La ville actuelle de Jéricho porte encore bien son ancien surnom
de « ville des palmiers ». (photo : J.S. Rey)
La présence d’une source abondante ainsi que le climat attrayant de cette oasis en plein désert et à proximité du Jourdain expliquent que les premières traces d’occupation du site de Jéricho remontent aussi loin que le IXe millénaire avant notre ère. Jéricho a connu plusieurs périodes d’occupation. Une coupe verticale du Tell es-Sultan, la butte constituée par l’accumulation des restes des différentes phases d’occupation, permet d’identifier dix-sept périodes distinctes. Les restes des plus anciennes structures architecturales de Jéricho sont des fortifications, et elles sont gigantesques : un mur de 6 mètres de haut et une tour dont le diamètre fait 8,5 mètres et la hauteur au moins 8 mètres. Et le plus étonnant, c’est que cette tour et ce mur ont été érigés environ 8000 ans avant notre ère! C’est dire qu’à cette époque, il y a 10 000 ans, la communauté établie dans l’oasis de Jéricho, qu’on estime à environ 3000 habitants, était déjà arrivée à un stade d’organisation économique et politique assez complexe pour permettre la réalisation de travaux d’envergure. Évidemment, on est très loin de ce que réaliseront les Égyptiens, mais les pyramides, c’est quand même encore 4000 ans plus tard...
La tour et une partie du mur érigés environ 8000 ans
avant notre ère. (photo : C. Boyer)
Selon la Bible, Jéricho serait la première ville de Terre Sainte prise par les Israélites lors de la conquête dirigée par Josué, successeur de Moïse (Jos 6,1-21). Le célèbre récit biblique ne relate pas une conquête militaire au cours de laquelle Jéricho aurait été prise par les armes, ce qui est raconté est plutôt une « prise liturgique » de la ville, un « siège symbolique »; le peuple a obtenu la victoire en effectuant scrupuleusement le rituel que Dieu avait demandé d’accomplir (Jos 6,2-5) : Josué et ses hommes devaient faire le tour de Jéricho une fois par jour pendant six jours, accompagnés de sept prêtes portant l’Arche d’alliance et sept trompettes en corne de bélier, puis effectuer sept tours de la ville le septième jour, après quoi les prêtres devaient sonner de leurs trompettes, le peuple pousser un grand cri, et alors les murs de Jéricho s’effondreraient. Le récit illustre de façon très imagée l’idée selon laquelle c’est Dieu qui est le vainqueur de Jéricho, c’est lui qui a livré la ville à son peuple. Le récit ne saurait être lu au premier degré, comme s’il rapportait un événement historique. D’ailleurs si les Israélites avaient décidé de prendre la ville, ils n’auraient pas eu besoin d’en faire sept fois le tour pour s’apercevoir que Jéricho avait déjà été détruite depuis longtemps... En effet, l’archéologie montre qu’à l’époque présumée de l’épisode, Jéricho était déjà en ruines et n’était plus habitée depuis environ trois siècles.

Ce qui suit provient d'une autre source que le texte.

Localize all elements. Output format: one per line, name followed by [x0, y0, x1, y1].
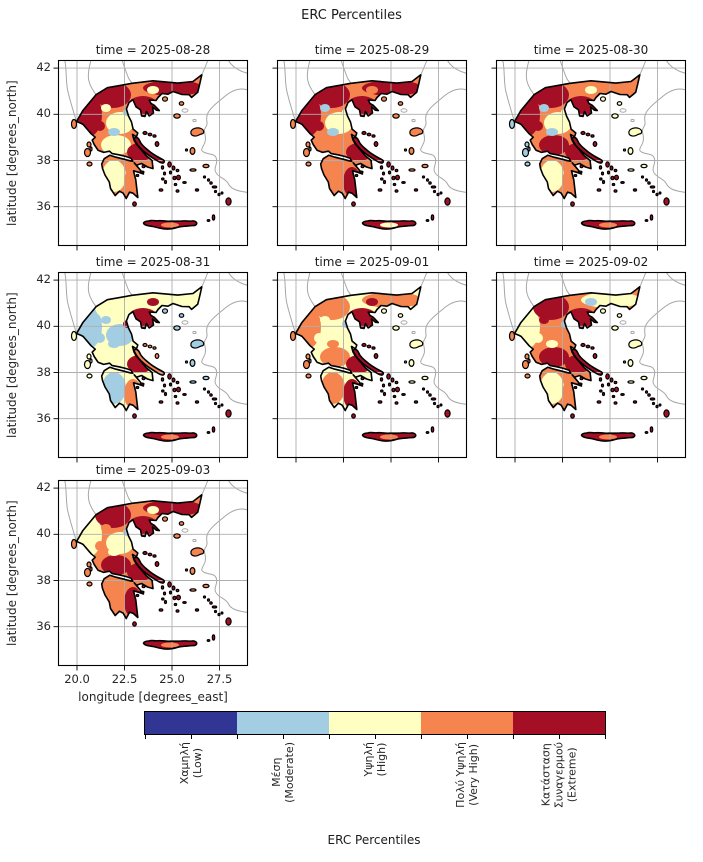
axis-ticks	[272, 279, 439, 463]
islands	[508, 96, 670, 223]
colorbar-class-label-low: Χαμηλή (Low)	[178, 742, 204, 785]
colorbar-tick-mark	[236, 734, 238, 739]
colorbar-segment-very_high	[421, 712, 513, 734]
y-axis-label: latitude [degrees_north]	[5, 500, 19, 646]
facet-title: time = 2025-09-02	[533, 255, 649, 269]
y-tick-label: 36	[36, 618, 51, 633]
neighbor-borders	[502, 271, 687, 405]
facet-title: time = 2025-08-29	[314, 43, 430, 57]
axis-ticks	[491, 67, 658, 251]
colorbar-class-label-high: Υψηλή (High)	[362, 742, 388, 777]
lesbos-shape	[628, 127, 643, 137]
colorbar-tick-mark	[144, 734, 146, 739]
y-tick-label: 42	[36, 480, 51, 495]
gridlines	[58, 272, 248, 458]
greece-map	[53, 59, 249, 251]
y-tick-label: 38	[36, 152, 51, 167]
neighbor-borders	[283, 59, 468, 193]
lesbos-shape	[628, 339, 643, 349]
y-tick-label: 42	[36, 272, 51, 287]
colorbar-tick-mark	[466, 734, 468, 739]
y-tick-label: 40	[36, 526, 51, 541]
x-tick-label: 27.5	[206, 672, 233, 686]
islands	[508, 308, 670, 435]
y-axis-label: latitude [degrees_north]	[5, 292, 19, 438]
facet-title: time = 2025-09-01	[314, 255, 430, 269]
facet-panel	[272, 59, 468, 251]
gridlines	[277, 60, 467, 246]
y-tick-label: 36	[36, 198, 51, 213]
colorbar-tick-mark	[328, 734, 330, 739]
facet-panel	[53, 479, 249, 671]
colorbar-tick-mark	[374, 734, 376, 739]
y-tick-label: 38	[36, 364, 51, 379]
greece-map	[53, 271, 249, 463]
axis-ticks	[53, 67, 220, 251]
colorbar-segment-extreme	[513, 712, 605, 734]
colorbar-segment-low	[145, 712, 237, 734]
x-tick-label: 22.5	[111, 672, 138, 686]
colorbar-class-label-moderate: Μέση (Moderate)	[270, 742, 296, 803]
y-axis-label: latitude [degrees_north]	[5, 80, 19, 226]
colorbar-segment-moderate	[237, 712, 329, 734]
gridlines	[58, 480, 248, 666]
neighbor-borders	[64, 59, 249, 193]
greece-map	[491, 59, 687, 251]
neighbor-borders	[502, 59, 687, 193]
lesbos-shape	[190, 127, 205, 137]
greece-map	[272, 59, 468, 251]
facet-panel	[491, 59, 687, 251]
colorbar-tick-mark	[604, 734, 606, 739]
colorbar-tick-mark	[190, 734, 192, 739]
facet-title: time = 2025-08-31	[95, 255, 211, 269]
facet-title: time = 2025-08-28	[95, 43, 211, 57]
figure-title: ERC Percentiles	[301, 8, 402, 23]
neighbor-borders	[64, 479, 249, 613]
facet-title: time = 2025-08-30	[533, 43, 649, 57]
axis-ticks	[53, 487, 220, 671]
y-tick-label: 36	[36, 410, 51, 425]
facet-panel	[53, 271, 249, 463]
colorbar-class-label-very_high: Πολύ Υψηλή (Very High)	[454, 742, 480, 808]
greece-map	[53, 479, 249, 671]
x-tick-label: 20.0	[64, 672, 90, 686]
colorbar-tick-mark	[558, 734, 560, 739]
lesbos-shape	[409, 339, 424, 349]
colorbar-tick-mark	[420, 734, 422, 739]
islands	[70, 96, 232, 223]
colorbar-tick-mark	[512, 734, 514, 739]
colorbar-axis-label: ERC Percentiles	[327, 833, 421, 847]
y-tick-label: 40	[36, 106, 51, 121]
colorbar-class-label-extreme: Κατάσταση Συναγερμού (Extreme)	[539, 742, 579, 809]
facet-panel	[491, 271, 687, 463]
y-tick-label: 42	[36, 60, 51, 75]
y-tick-label: 38	[36, 572, 51, 587]
islands	[70, 308, 232, 435]
colorbar-tick-mark	[282, 734, 284, 739]
greece-map	[491, 271, 687, 463]
y-tick-label: 40	[36, 318, 51, 333]
axis-ticks	[53, 279, 220, 463]
lesbos-shape	[190, 547, 205, 557]
axis-ticks	[491, 279, 658, 463]
facet-panel	[53, 59, 249, 251]
neighbor-borders	[64, 271, 249, 405]
lesbos-shape	[190, 339, 205, 349]
facet-title: time = 2025-09-03	[95, 463, 211, 477]
facet-panel	[272, 271, 468, 463]
islands	[289, 96, 451, 223]
neighbor-borders	[283, 271, 468, 405]
x-axis-label: longitude [degrees_east]	[78, 690, 228, 704]
islands	[289, 308, 451, 435]
colorbar	[144, 711, 606, 735]
axis-ticks	[272, 67, 439, 251]
greece-map	[272, 271, 468, 463]
lesbos-shape	[409, 127, 424, 137]
colorbar-segment-high	[329, 712, 421, 734]
islands	[70, 516, 232, 643]
x-tick-label: 25.0	[159, 672, 185, 686]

Le Tell es-Sultan, formé par la superposition
des couches d’occupations successives du site.
(photo : C. Boyer)
Un peu au sud de la Jéricho de l’Ancien Testament se trouve le site d’une autre Jéricho, celle construite par Hérode le Grand. La région de Jéricho avait un temps appartenu à la célèbre Cléopâtre, puis à l’empereur Auguste-Octave qui l’avait restituée à Hérode. On peut y visiter les restes du palais que ce roi y avait fait ériger. Il s’agissait d’un palais magnifique alimenté en eau par des aqueducs et comportant deux grandes cours et une piscine. C’est là qu’Hérode et son entourage résidaient en hiver. Si à Jérusalem il peut faire froid et même neiger, à Jéricho, située dans le désert et à environ 250 mètres sous le niveau de la mer, le climat reste très agréable tout au long de l’année. Encore aujourd’hui, on peut se promener à Jéricho en manches courtes en plein mois de janvier, et on peut y voir les bougainvilliers en fleurs bien avant qu’ils le soient ailleurs au pays.
Les restes d'une partie du palais de style romain construit par Hérode.
(photo : C. Boyer)
C’est la Jéricho hérodienne que Jésus a connue, une ville probablement habitée surtout par des riches et qui comportait un théâtre et un hippodrome. C’est là, à la sortie de la ville, que les évangélistes situent la guérison d’un aveugle (Mc 10,46-52), ou encore deux aveugles (Mt 20,29-34). C’est aussi à Jéricho que Jésus s’est invité chez Zachée, ce chef de publicains de petite taille qui était monté dans un arbre afin de voir Jésus. Mes copains et moi avons été à peine surpris de voir que l’arbre de Zachée existait toujours...
L’arbre de Zachée
(photo : J. Dusek)
Ce qui est surprenant, par contre, est le peu de mesures prises par les autorités palestiniennes afin de protéger les sites archéologiques. Une petite clôture limite l’accès à l’arbre de Zachée, mais rien n’est fait pour assurer la protection des sites qui ont une réelle valeur historique, comme le palais d’Hérode ou le Tell es-Sultan, où il est déplaisant de constater l’accumulation de déchets dans les cavités. À peu près n’importe qui peut accéder à ces sites et faire ce qu’il veut, s’amuser à déloger les pierres ou marcher sur les fondations et les murs qui tiennent encore debout par miracle.